Every time we got close to giving up, the baby would take a few gasping breaths and we would start up again. Finally after the two hours I told the family that we had done everything we possibly could. It was now in God's hands. We wrapped the baby skin-to-skin with his mom while he struggled to breathe. It didn't take long before the gasping stopped. Within fifteen minutes his heart stopped beating.

I laid my hands on his little body and prayed that the Lord would receive his spirit and comfort, love and care for him until his mom would one day join him. It was a horrible, yet somehow holy, moment.

Obviously I'm still processing the day. I would appreciate your prayers for the mama as she has to endure the physical pain of recovering from a traumatic delivery at the same time as she goes through the emotional agony of empty arms.

And I'm frustrated. Extremely, extremely, frustrated. Because you see, we have an ultrasound machine at the clinic. But we have had a terrible time trying to use. We desperately need a professional to come and train our staff on it. It seems like it should be easy, but every time we try, we feel lucky when we find the heartbeat. We have yet to be able to figure out the position of any baby we have tried to ultrasound. If only we knew how to use it! We could do a sixty second ultrasound on every mom who was admitted in labor. Then we would know immediately that a referral to the hospital for a C-section needed to be made. Maybe this baby we delivered today would be happily breast-feeding instead of wrapped in blankets in preparation for his burial in his mother's yard tomorrow morning.

Friday, June 04, 2010

Snapshots from Today

A few posts back I blogged about debrieding a burn on a sweet little girl. She came back to see me again today for another treatment. She got a pre-treatment sticker that she promptly stuck on her forehead. She is improving with each dressing change and soon won't need to come see me anymore.

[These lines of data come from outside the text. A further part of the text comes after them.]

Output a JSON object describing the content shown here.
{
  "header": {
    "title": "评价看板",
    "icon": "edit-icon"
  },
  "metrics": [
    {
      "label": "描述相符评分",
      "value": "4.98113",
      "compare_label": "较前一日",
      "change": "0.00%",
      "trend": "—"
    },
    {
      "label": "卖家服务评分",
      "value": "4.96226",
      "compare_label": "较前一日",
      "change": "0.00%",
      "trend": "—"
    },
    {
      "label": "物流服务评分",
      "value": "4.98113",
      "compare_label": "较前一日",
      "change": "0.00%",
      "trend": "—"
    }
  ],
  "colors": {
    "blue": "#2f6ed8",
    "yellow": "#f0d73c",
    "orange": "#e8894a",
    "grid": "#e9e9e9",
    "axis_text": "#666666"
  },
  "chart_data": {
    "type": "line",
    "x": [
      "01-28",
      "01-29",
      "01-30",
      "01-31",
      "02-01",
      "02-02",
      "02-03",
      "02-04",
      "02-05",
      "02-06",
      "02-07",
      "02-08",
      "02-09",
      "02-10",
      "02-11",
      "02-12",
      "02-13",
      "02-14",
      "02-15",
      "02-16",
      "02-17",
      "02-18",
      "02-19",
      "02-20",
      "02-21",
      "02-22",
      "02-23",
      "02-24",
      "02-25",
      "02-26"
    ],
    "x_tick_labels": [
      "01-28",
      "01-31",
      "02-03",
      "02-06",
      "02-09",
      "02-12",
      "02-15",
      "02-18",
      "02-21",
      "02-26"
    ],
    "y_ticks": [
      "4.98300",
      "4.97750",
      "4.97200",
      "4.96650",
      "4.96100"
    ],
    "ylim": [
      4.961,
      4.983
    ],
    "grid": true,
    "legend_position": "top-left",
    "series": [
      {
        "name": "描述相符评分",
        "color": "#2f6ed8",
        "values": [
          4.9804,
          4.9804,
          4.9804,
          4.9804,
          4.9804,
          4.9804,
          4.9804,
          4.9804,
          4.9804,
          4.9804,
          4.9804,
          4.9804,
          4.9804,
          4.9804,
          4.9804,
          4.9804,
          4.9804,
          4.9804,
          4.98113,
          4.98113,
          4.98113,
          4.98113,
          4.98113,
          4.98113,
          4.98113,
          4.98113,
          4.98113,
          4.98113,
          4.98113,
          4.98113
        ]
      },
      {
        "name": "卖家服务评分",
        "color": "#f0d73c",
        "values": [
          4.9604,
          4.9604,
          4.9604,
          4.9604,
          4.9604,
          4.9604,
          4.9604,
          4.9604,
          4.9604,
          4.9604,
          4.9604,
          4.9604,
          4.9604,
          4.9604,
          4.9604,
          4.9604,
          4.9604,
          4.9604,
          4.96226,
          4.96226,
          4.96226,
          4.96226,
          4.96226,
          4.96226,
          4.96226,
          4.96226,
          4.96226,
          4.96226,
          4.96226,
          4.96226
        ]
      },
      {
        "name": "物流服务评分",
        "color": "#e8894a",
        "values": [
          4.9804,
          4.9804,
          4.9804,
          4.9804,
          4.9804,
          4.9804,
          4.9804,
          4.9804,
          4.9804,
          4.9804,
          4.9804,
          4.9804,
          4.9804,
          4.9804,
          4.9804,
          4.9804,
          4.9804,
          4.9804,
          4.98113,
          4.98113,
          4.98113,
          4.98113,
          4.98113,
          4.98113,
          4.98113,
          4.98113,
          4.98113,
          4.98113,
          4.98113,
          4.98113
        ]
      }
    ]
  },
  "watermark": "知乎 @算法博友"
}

The water project is going strong. The clinic has been filled with the sound of holes being pounded through our walls in preparation for the pipes that will thread through them bringing us clean water. We are hoping to have running water by the end of this month! Below you can see that fresh water being pumped into a big bucket for the construction use.


It seems we very well may have the most deluxe waiting room for a rural-clinic in Africa. Today we got fish! One of our nurses has a brother who builds fish tanks. He wanted to show his support for the work we do by donating a fish-tank and fish to the clinic! It was installed today and is sure to make the wait to see a provider just a bit more interesting!

Tuesday, June 01, 2010

What Was I Thinking???

So I have lived in Africa for going on three-years now. It's been a year and a half since our last trip to the USA. And on top of all of that I'm a medical professional. You would think that I of all people wouldn't slip up and use unsafe water. For goodness sakes, I battled worms and bacterial infections most of my first year here!

But this morning I was deep in thought as I was brushing my teeth. I had my glass of pure water at the sink right next to me. But for some crazy reason I flipped on the faucet and splashed water in my mouth to rinse. By the second splash I suddenly realized what I was doing. This was followed by a lot of rinsing with the pure water. And the rinsing with pure water was followed by a good gargle with Listerine. Considering I didn't swallow and I quickly washed away the "icky" water I'm hoping I'll be okay. But as I go about my morning I keep having flashbacks to my gastrointestinal issues from my first year.

So note to future visitors, do not drink the water unless it is bottled, comes from the deep borehole, or has been boiled! And I wouldn't mind if you say a little prayer that any buggers that made it to my system die a quick and painful death!